Square-Enix-Präsident Yosuke Matsuda hat in einem offenen Brief zum Jahreswechsel 2021/2022 Einblicke in die Zukunftspläne des Unternehmens gegeben, darunter Überlegungen zu NFTs, Metaverse und Blockchain-Spielen. Matsuda geht davon aus, dass sich das Metaverse im Verlauf des Jahres 2022 von einem abstrakten Konzept zu einer kommerziellen Geschäftsphase mit konkreten Produkten und Dienstleistungen entwickeln werde.
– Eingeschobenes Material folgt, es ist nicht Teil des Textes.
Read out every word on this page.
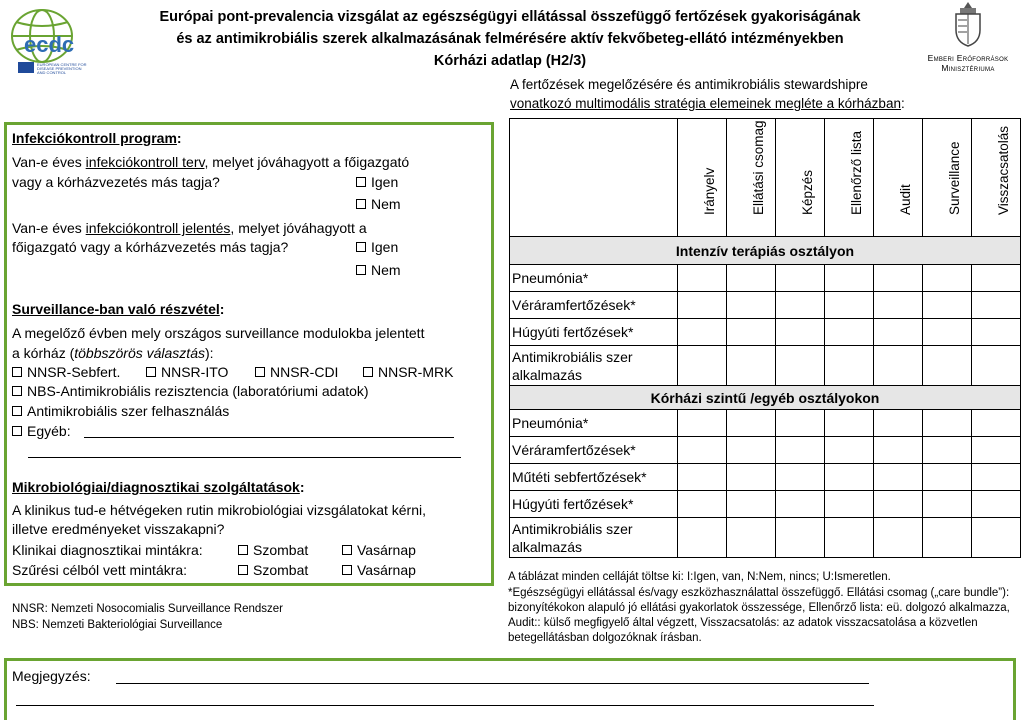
Európai pont-prevalencia vizsgálat az egészségügyi ellátással összefüggő fertőzések gyakoriságának
és az antimikrobiális szerek alkalmazásának felmérésére aktív fekvőbeteg-ellátó intézményekben
Kórházi adatlap (H2/3)
ecdc
EUROPEAN CENTRE FOR
DISEASE PREVENTION
AND CONTROL
Emberi Erőforrások
Minisztériuma
Infekciókontroll program:
Van-e éves infekciókontroll terv, melyet jóváhagyott a főigazgató
vagy a kórházvezetés más tagja?	Igen
Nem
Van-e éves infekciókontroll jelentés, melyet jóváhagyott a
főigazgató vagy a kórházvezetés más tagja?	Igen
Nem
Surveillance-ban való részvétel:
A megelőző évben mely országos surveillance modulokba jelentett
a kórház (többszörös választás):
NNSR-Sebfert.	NNSR-ITO	NNSR-CDI	NNSR-MRK
NBS-Antimikrobiális rezisztencia (laboratóriumi adatok)
Antimikrobiális szer felhasználás
Egyéb:
Mikrobiológiai/diagnosztikai szolgáltatások:
A klinikus tud-e hétvégeken rutin mikrobiológiai vizsgálatokat kérni,
illetve eredményeket visszakapni?
Klinikai diagnosztikai mintákra:	Szombat	Vasárnap
Szűrési célból vett mintákra:	Szombat	Vasárnap
NNSR: Nemzeti Nosocomialis Surveillance Rendszer
NBS: Nemzeti Bakteriológiai Surveillance
A fertőzések megelőzésére és antimikrobiális stewardshipre
vonatkozó multimodális stratégia elemeinek megléte a kórházban:

	Irányelv	Ellátási csomag	Képzés	Ellenőrző lista	Audit	Surveillance	Visszacsatolás

Intenzív terápiás osztályon							
Pneumónia*							
Véráramfertőzések*							
Húgyúti fertőzések*							
Antimikrobiális szer alkalmazás							
Kórházi szintű /egyéb osztályokon							
Pneumónia*							
Véráramfertőzések*							
Műtéti sebfertőzések*							
Húgyúti fertőzések*							
Antimikrobiális szer alkalmazás							
A táblázat minden celláját töltse ki: I:Igen, van, N:Nem, nincs; U:Ismeretlen.
*Egészségügyi ellátással és/vagy eszközhasználattal összefüggő. Ellátási csomag („care bundle”): bizonyítékokon alapuló jó ellátási gyakorlatok összessége, Ellenőrző lista: eü. dolgozó alkalmazza, Audit:: külső megfigyelő által végzett, Visszacsatolás: az adatok visszacsatolása a közvetlen betegellátásban dolgozóknak írásban.
Megjegyzés:
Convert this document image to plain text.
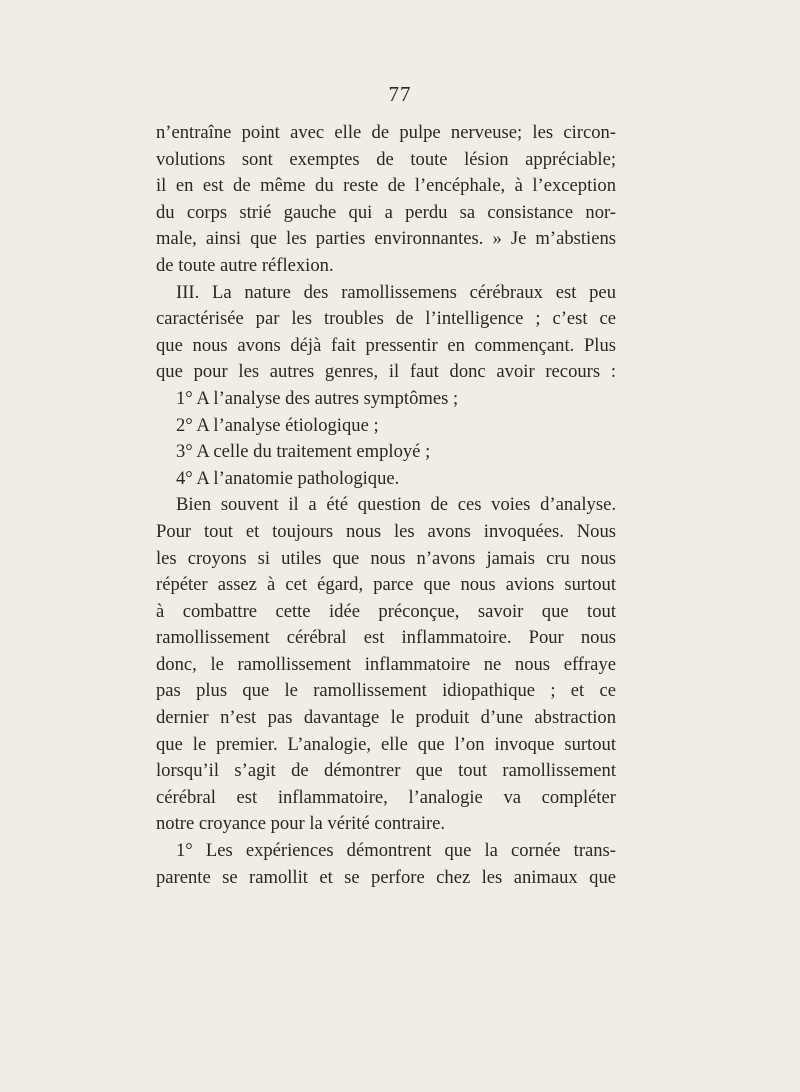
77
n’entraîne point avec elle de pulpe nerveuse; les circon-
volutions sont exemptes de toute lésion appréciable;
il en est de même du reste de l’encéphale, à l’exception
du corps strié gauche qui a perdu sa consistance nor-
male, ainsi que les parties environnantes. » Je m’abstiens
de toute autre réflexion.
III. La nature des ramollissemens cérébraux est peu
caractérisée par les troubles de l’intelligence ; c’est ce
que nous avons déjà fait pressentir en commençant. Plus
que pour les autres genres, il faut donc avoir recours :
1° A l’analyse des autres symptômes ;
2° A l’analyse étiologique ;
3° A celle du traitement employé ;
4° A l’anatomie pathologique.
Bien souvent il a été question de ces voies d’analyse.
Pour tout et toujours nous les avons invoquées. Nous
les croyons si utiles que nous n’avons jamais cru nous
répéter assez à cet égard, parce que nous avions surtout
à combattre cette idée préconçue, savoir que tout
ramollissement cérébral est inflammatoire. Pour nous
donc, le ramollissement inflammatoire ne nous effraye
pas plus que le ramollissement idiopathique ; et ce
dernier n’est pas davantage le produit d’une abstraction
que le premier. L’analogie, elle que l’on invoque surtout
lorsqu’il s’agit de démontrer que tout ramollissement
cérébral est inflammatoire, l’analogie va compléter
notre croyance pour la vérité contraire.
1° Les expériences démontrent que la cornée trans-
parente se ramollit et se perfore chez les animaux que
Auch NFTs schließt der Manager als künftiges Geschäftsfeld nicht aus. Er beobachte zwar überhitzten, spekulativen Handel mit NFT-basierten digitalen Gütern unabhängig vom tatsächlichen Wert der Inhalte, erwarte aber mit wachsender Verbreitung eine Anpassung hin zu realistischeren Bewertungen, ähnlich wie beim Handel mit physischen Gütern.
Blockchain-Spiele als Wachstumsfeld
Zu Blockchain-Spielen äußerte sich Matsuda besonders zuversichtlich. Das auf Token-Systemen basierende Modell berge Potenzial für selbsttragendes Spielwachstum und größere Vielfalt bei Spielmechaniken und Spielermotivation. Das „Play to Earn“-Konzept nannte er als Paradebeispiel für diese Entwicklung. Square Enix hatte bereits zuvor öffentlich Interesse an Blockchain-Technologien im eigenen Portfolio signalisiert.